Из цикла Дорогие наши, любимые...

Светлана Погодина: литературный дневник

Самый большой детский страх — это когда мама потерялась. Оставила тебя дома сидеть, сказала: «Я скоро вернусь, я в магазин», и вот уже вечер, а мамы все нет. И фонари уже зажглись, и темнеет на улице, а мамы нет!
И не объяснишь же ребенку, что в магазине очередь была, а ты два раза туда вставала, потому что перестройка и все такое. А потом еще подружку встретила, заболталась с ней, как это у женщин бывает. А дома зареванное чадо икает и всхлипывает: «Я думал, что тебя украли!»
Было такое? У меня — да. Самый большой мой детский страх — это «маму украли». Поэтому, сама став мамой, я вот эти моменты исключила полностью. Я никогда не оставляла сына дома одного, уходя в магазин. Я ни разу не теряла его в больших магазинах, и вот этого страха потерять маму — у него попросту не было. Никогда.
Сейчас сыну 18. Взрослый, самостоятельный мужик с бородой. Ну, как с бородой… Если неделю бриться не будет — вылитый Бармалей.
Вчера вернулся домой ночью и сразу спать пошел. Муж тоже что-то себя плохо чувствовал и рано спать лег. И в час ночи меня осенило: а кто с собакой-то гулять будет? Мужики все спят. Не будить же? Оделась, взяла собаку, ушла с ней подальше от дома и хожу такая, гуляю.
Ну сколько я там с ней гуляла? Ну полчаса. Возвращаюсь к подъезду — а там Дюша мечется. Нарядный, как скаут: в трусах, в тапочках и в пуховике на голое тело.
Что, говорю, совесть проснулась, да? — и улыбаюсь с сарказмом. А потом смотрю: на Дюше лица-то и нет. Лицо вот такое, будто сегодня Брежнев умер и группа «Битлз» развалилась.
— Ты! — кричит, — Ты! Ты, блин… Ты где была? Тебя сорок минут уже нет! Я тут бегал и орал — ты слышала?
— Не-а, — говорю. — У меня наушники, а в них грустное музлище девяностых. Про «Твоя девочка ушла». Хочешь послушать?
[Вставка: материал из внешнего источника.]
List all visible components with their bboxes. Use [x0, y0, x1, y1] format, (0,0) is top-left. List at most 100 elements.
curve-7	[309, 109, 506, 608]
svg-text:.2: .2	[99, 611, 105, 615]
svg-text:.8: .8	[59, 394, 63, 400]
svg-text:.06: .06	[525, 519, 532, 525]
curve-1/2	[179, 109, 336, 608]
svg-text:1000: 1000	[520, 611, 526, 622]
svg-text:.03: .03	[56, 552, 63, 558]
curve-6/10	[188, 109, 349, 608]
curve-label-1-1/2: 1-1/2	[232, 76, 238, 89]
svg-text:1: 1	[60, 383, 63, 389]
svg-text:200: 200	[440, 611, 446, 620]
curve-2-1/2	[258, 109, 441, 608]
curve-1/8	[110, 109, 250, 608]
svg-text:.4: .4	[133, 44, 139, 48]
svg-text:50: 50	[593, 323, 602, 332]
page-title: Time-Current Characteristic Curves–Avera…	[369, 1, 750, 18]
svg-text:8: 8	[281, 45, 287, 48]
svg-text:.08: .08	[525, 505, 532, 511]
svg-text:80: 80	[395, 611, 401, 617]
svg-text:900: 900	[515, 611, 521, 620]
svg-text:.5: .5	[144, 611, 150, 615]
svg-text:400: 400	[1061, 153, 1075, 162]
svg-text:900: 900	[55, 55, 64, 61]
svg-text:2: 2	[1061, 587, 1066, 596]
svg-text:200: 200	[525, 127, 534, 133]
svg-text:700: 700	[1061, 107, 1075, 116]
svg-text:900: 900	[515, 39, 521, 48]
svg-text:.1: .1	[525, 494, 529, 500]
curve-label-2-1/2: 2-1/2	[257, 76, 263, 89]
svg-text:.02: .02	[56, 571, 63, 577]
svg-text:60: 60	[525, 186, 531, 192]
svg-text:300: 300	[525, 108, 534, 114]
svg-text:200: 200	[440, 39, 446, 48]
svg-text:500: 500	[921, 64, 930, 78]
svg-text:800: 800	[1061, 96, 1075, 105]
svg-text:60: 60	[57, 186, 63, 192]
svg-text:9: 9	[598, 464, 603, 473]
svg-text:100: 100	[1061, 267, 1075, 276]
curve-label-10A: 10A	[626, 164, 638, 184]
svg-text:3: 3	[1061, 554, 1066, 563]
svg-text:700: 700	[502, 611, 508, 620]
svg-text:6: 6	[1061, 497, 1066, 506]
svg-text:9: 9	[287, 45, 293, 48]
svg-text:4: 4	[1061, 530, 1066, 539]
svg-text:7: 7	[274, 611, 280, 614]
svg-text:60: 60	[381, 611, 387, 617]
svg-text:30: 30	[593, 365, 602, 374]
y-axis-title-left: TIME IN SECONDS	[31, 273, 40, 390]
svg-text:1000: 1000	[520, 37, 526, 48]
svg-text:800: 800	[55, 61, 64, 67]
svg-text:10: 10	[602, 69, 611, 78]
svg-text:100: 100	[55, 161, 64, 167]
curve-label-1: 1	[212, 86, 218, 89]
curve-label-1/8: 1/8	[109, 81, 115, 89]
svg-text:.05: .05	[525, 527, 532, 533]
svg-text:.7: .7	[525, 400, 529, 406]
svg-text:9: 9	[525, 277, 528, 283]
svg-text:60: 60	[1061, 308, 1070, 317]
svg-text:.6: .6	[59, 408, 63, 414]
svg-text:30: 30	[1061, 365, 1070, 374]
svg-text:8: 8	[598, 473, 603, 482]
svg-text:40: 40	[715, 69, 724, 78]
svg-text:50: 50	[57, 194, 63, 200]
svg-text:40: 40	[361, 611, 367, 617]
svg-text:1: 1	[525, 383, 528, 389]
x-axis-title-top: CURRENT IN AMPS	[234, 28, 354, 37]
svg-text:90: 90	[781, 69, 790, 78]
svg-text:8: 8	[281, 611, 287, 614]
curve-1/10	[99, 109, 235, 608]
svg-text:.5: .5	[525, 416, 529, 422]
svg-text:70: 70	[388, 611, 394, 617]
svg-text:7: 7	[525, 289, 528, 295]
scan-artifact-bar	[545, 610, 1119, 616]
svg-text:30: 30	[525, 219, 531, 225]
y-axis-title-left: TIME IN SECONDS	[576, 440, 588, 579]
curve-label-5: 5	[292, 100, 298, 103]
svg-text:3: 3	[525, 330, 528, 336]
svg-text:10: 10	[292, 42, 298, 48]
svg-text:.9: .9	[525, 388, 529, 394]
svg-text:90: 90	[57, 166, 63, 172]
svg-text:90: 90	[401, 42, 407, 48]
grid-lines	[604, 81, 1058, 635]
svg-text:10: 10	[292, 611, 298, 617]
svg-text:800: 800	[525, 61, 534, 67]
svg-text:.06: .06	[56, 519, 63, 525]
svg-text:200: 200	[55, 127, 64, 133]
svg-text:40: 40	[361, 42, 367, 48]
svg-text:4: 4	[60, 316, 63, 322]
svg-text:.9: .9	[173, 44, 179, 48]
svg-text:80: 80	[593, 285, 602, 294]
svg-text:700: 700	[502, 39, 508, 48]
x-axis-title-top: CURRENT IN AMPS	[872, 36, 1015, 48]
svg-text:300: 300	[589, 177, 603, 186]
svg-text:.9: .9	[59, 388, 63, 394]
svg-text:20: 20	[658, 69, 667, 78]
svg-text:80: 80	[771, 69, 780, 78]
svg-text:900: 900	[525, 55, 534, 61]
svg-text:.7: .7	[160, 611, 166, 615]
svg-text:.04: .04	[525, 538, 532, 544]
Открыл рот, чтоб что-то еще мне сказать, и вдруг как обнимет. В шею носом ткнулся, и руками волосатыми своими за шею обнял и стоит молча.
Аж испугалась. Говорю:
— Ну, ты что? Ну, Дюш? Ну, куда я денусь-то? Я ж с собакой.
И он так глухо:
— Я думал, что тебя украли… Я звоню, у тебя телефон почему-то недоступен, вокруг дома десять раз пробежал — нет тебя. И не отзываешься еще. Мам, я тебя очень прошу: лучше меня буди, если надо. Я с тобой к двадцати годам весь седой буду.
Тоже его обняла. Ну, как обняла… На цыпочки встала и что-то там обняла, до чего дотянулась. В пуховик его лицом уткнулась и стою. Собака прыгает, дождь идет, он в луже стоит, в трусах и в тапочках. Маму потерял. Мой оживший детский кошмар…
А ведь этот страх — он бессознательный. Даже если тебе 20, 30, 50 лет — ты все равно боишься за маму. Что уйдет из дома без телефона и потеряется. Что ее украдут — а ее непременно украдут, потому что она красивая! Поэтому и ругаемся на мам: «Ты почему ушла куда-то и меня не предупредила: где ты и когда вернешься?»
Берегите своих детей. Даже если это уже седые дети, и у них есть свои седые дети.
Украли маму — это очень страшно. Я вчера видела.